Diagnosis of the syndrome is clinical since there are no laboratory tests to confirm it. For diagnosis a person with documented responsiveness to medication has to increase medication intake beyond dosage needed to relieve their parkinsonian symptoms in a pathological addiction-like pattern. A current mood disorder (e.g., depression, anxiety, or hypomania), behavioral disorder (e.g., excessive gambling, shopping, or sexual tendency, aggression, or social isolation) or an altered perception about the effect of medication also have to be present. A questionnaire on the typical symptoms of DDS has also been developed and can help in the diagnosis process.

==Prevention==

The main prevention measure proposed is the prescription of the lowest possible dose of dopamine replacement therapy to individuals at risk. The minimization of the use of dopamine agonists, and of short duration formulations of L-DOPA can also decrease risk of the syndrome.

==Management==

First choice management measure consists in the enforcement of a dopaminergic drug dosage reduction. If this decrease is maintained, dysregulation syndrome features soon decrease. Cessation of dopamine agonists therapy may also be of use. Some behavioral characteristics may respond to psychotherapy; and social support is important to control risk factors. In some cases antipsychotic drugs may also be of use in the presence of psychosis, aggression, gambling, or hypersexuality.

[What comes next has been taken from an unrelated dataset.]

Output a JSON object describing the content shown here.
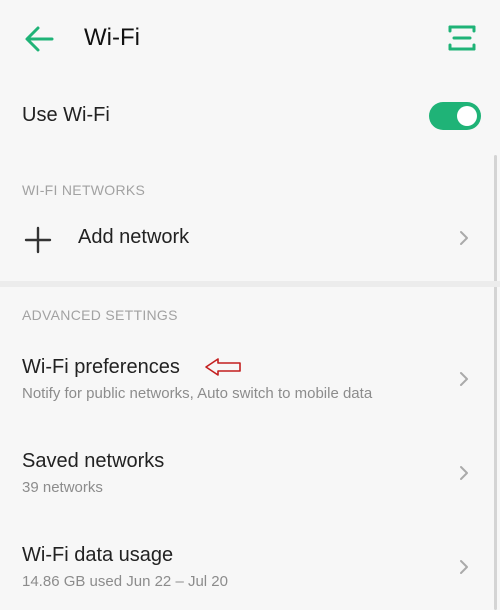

Based upon five case reports, valproate may have efficacy in controlling the symptoms of levodopa-induced DDS that arise from the use of levodopa for the treatment of Parkinson's disease.

==Epidemiology==

DDS is not common among PD patients. Prevalence may be around 4%. Its prevalence is higher among males with an early onset of the disease. Previous substance abuse such as heavy drinking or drug intake seems to be the main risk factor along with a history of affective disorder.

==History==

PD was first formally described in 1817; however, L-DOPA did not enter clinical practice until almost 1970. In these initial works there were already reports of neuropsychiatric complications. During the following decades cases featuring DDS symptoms in relation to dopamine therapy such as hypersexuality, gambling, or punding, appeared. DDS was first described as a syndrome in the year 2000. Three years later the first review articles on the syndrome were written, showing an increasing awareness of the DDS importance. Diagnostic criteria were proposed in 2005.